HOSTNAME=$(hostname)
# Write data rows
df -h --output=source,size,used,avail,pcent,target | grep -v tmpfs \
| tail -n +2 \
| while IFS= read -r line; do
read -r fs size used avail pct mount <<< "${line}"
printf "%s,%s,%s,%s,%s,%s,%s\n" \
"${HOSTNAME}" "${fs}" "${size}" "${used}" \
"${avail}" "${pct}" "${mount}"
done >> "${OUTPUT}"
echo "Report saved: ${OUTPUT}"
# Append data from multiple servers
for srv in web-01 web-02 db-01; do
ssh "${srv}" "df -h --output=source,size,used,avail,pcent,target | grep -v tmpfs | tail -n +2" \
| awk -v host="${srv}" '{print host","$1","$2","$3","$4","$5","$6}' \
>> "${OUTPUT}"
done
vriddh@prod-01:~/scripts$awk -F',' 'NR>1 {count[$4]++} END {for (r in count) printf " %-10s %d\n", r, count[r]}' servers.csv
primary 1
replica 2
cache 1
vriddh@prod-01:~/scripts$./disk_report.sh
Report saved: /tmp/disk_report_20260501.csv
vriddh@prod-01:~/scripts$head -3 /tmp/disk_report_20260501.csv
hostname,filesystem,size,used,available,use_pct,mounted_on
prod-01,/dev/sda1,50G,18G,30G,38%,/
prod-01,/dev/sdb1,200G,172G,18G,91%,/data
█
⚠ Quoted fields with commas — Standard CSV allows fields like
"Smith, John",42. The IFS=',' pattern breaks on this. For production CSV with quoted fields, use Python's csv module or mlr (Miller) which handles RFC 4180 properly.
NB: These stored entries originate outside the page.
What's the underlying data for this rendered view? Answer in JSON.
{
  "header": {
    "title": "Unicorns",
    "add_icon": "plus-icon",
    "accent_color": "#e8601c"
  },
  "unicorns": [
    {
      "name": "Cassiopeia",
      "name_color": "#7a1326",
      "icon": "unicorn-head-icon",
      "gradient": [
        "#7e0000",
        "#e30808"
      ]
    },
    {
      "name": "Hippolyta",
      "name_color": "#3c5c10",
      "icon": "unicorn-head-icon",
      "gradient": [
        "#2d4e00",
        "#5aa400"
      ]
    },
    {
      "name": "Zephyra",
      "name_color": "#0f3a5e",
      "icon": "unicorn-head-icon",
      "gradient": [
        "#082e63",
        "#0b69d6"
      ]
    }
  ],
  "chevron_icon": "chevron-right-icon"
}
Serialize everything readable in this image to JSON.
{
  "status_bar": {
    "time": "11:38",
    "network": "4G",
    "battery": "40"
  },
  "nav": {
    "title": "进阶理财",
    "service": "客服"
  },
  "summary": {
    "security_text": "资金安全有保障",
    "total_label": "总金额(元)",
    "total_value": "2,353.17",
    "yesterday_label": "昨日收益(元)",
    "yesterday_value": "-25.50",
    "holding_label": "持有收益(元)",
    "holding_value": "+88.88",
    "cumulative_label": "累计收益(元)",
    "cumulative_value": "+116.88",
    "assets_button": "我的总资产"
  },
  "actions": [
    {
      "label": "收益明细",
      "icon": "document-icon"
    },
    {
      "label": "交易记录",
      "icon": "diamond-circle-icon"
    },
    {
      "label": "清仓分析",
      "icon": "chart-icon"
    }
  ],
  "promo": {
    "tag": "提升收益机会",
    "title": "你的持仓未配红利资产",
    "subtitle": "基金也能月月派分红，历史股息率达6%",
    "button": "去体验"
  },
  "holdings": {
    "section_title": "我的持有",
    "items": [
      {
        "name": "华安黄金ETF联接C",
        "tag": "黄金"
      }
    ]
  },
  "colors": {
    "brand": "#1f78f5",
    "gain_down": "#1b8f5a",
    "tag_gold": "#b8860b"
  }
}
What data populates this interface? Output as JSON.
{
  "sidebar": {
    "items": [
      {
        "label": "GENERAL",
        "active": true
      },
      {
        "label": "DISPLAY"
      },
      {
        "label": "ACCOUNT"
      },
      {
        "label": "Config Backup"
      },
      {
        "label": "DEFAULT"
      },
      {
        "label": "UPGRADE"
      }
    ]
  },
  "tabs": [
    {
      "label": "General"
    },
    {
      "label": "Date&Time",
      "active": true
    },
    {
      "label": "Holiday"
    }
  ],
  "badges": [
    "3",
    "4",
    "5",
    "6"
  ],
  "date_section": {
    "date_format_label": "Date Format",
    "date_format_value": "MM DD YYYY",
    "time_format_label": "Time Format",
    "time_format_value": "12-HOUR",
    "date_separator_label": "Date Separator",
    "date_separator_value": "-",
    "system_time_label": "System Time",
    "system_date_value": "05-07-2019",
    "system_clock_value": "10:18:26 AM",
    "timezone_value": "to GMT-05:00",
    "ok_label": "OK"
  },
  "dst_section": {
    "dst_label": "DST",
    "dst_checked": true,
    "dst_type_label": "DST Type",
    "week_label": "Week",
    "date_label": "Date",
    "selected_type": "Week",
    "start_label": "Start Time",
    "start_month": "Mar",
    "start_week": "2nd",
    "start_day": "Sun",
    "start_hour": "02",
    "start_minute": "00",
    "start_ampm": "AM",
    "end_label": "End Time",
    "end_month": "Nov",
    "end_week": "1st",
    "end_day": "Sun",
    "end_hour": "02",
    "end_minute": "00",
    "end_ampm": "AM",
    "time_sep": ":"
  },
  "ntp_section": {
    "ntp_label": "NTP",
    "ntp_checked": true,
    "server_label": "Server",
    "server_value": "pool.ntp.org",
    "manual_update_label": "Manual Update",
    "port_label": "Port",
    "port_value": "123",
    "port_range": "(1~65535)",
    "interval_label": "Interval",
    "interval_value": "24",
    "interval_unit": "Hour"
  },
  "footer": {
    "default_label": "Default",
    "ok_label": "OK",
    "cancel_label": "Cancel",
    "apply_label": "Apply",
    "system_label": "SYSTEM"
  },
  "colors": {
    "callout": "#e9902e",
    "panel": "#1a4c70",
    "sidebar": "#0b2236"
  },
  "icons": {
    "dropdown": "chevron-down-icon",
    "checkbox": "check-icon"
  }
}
For simple CSV without quoted commas, bash + awk works perfectly.✔ CSV processing rules — Always skip the header row with
NR>1 in awk or tail -n +2. Always skip blank lines and comments. Use IFS=',' with while read for simple parsing. Use awk -F',' for filtering, aggregation, and reporting. Always quote CSV output fields that could contain commas. Use mlr or Python for complex RFC 4180 CSV.